Highlights

Import prices were flat in September following a 0.1 percent increase in August, while the consensus forecast in an Econoday survey had centered on a 0.2 percent decline. On a 12-month basis, import prices rose 0.3 percent after declining 0.1 percent, remaining on an upward trend since July and returning to positive territory for the first time since March of this year.

Data collection was completed before the government shutdown, the report pointed out.

Led by lower prices for petroleum and natural gas, import fuel prices decreased 1.5 percent on the month, for a year-over-year decline of 4.0 percent. By contrast, nonfuel import prices were up 0.2 percent on the month. Higher prices for consumer goods and nonfuel industrial supplies and materials offset lower prices for capital goods and foods, feeds, and beverages. Nonfuel prices were up 0.8 percent from a year earlier.

Following the same pattern as import prices, export prices were unchanged on the month after edging up 0.1 percent in August. The 12-month rate picked up to 3.8 percent from 3.2 percent, the fastest pace since 4.6 percent in December 2022.

While agricultural prices increased 0.3 percent, non-agricultural prices were flat. On a year-over-year basis, agricultural prices rose 4.4 percent and nonagricultural prices 3.7 percent.

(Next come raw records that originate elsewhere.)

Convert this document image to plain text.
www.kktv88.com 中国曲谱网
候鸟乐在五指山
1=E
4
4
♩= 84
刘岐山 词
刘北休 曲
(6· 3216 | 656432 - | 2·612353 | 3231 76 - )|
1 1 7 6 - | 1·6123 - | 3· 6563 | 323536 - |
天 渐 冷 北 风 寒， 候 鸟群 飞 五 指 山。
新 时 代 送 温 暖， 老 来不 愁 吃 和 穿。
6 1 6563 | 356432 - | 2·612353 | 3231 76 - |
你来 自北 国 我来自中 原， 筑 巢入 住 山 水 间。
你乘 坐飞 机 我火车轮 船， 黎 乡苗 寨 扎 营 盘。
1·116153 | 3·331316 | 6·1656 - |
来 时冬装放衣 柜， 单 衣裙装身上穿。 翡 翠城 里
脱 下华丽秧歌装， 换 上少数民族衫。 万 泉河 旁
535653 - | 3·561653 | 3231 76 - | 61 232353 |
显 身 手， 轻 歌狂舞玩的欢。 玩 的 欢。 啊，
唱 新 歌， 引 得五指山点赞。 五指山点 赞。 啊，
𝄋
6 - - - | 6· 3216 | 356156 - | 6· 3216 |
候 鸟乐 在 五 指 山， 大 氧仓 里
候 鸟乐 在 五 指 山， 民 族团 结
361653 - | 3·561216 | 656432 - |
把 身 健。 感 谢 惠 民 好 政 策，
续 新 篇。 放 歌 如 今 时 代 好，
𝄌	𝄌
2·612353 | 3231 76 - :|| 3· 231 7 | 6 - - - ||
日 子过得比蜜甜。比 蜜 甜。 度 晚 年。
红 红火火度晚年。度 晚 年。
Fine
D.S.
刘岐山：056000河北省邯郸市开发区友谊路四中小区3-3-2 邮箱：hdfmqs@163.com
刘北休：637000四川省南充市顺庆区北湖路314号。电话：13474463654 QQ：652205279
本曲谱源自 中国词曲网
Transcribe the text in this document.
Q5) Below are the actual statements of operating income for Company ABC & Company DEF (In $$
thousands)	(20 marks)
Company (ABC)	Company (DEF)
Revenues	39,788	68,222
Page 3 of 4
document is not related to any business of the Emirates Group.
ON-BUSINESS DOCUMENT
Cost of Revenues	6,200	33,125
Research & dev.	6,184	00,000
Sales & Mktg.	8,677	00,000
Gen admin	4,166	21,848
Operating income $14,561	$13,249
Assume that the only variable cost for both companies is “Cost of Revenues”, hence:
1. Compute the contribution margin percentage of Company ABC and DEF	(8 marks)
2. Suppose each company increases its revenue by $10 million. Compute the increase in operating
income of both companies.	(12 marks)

Market Consensus Before Announcement

Import prices seen down 0.2 percent on the month and export prices flat on the month.

Definition

Import price indexes are compiled for the prices of goods that are bought in the United States but produced abroad and export price indexes are compiled for the prices of goods sold abroad but produced domestically. These prices, which exclude tariffs and taxes, measure underlying inflationary trends in internationally traded products.

Description

Changes in import and export prices are a valuable gauge of inflation here and abroad. Furthermore, the data can directly impact the financial markets such as bonds and the dollar. The bond market is especially sensitive to the risk of importing inflation because it erodes the value of the principal (the original investment) which is paid back when the bond matures. It also decreases the value of the steady stream of interest rate payments on this type of security. Inflation leads to higher interest rates and that's bad news for stocks, as well. By monitoring inflation gauges such as import prices, investors can keep an eye on this menace to their portfolios.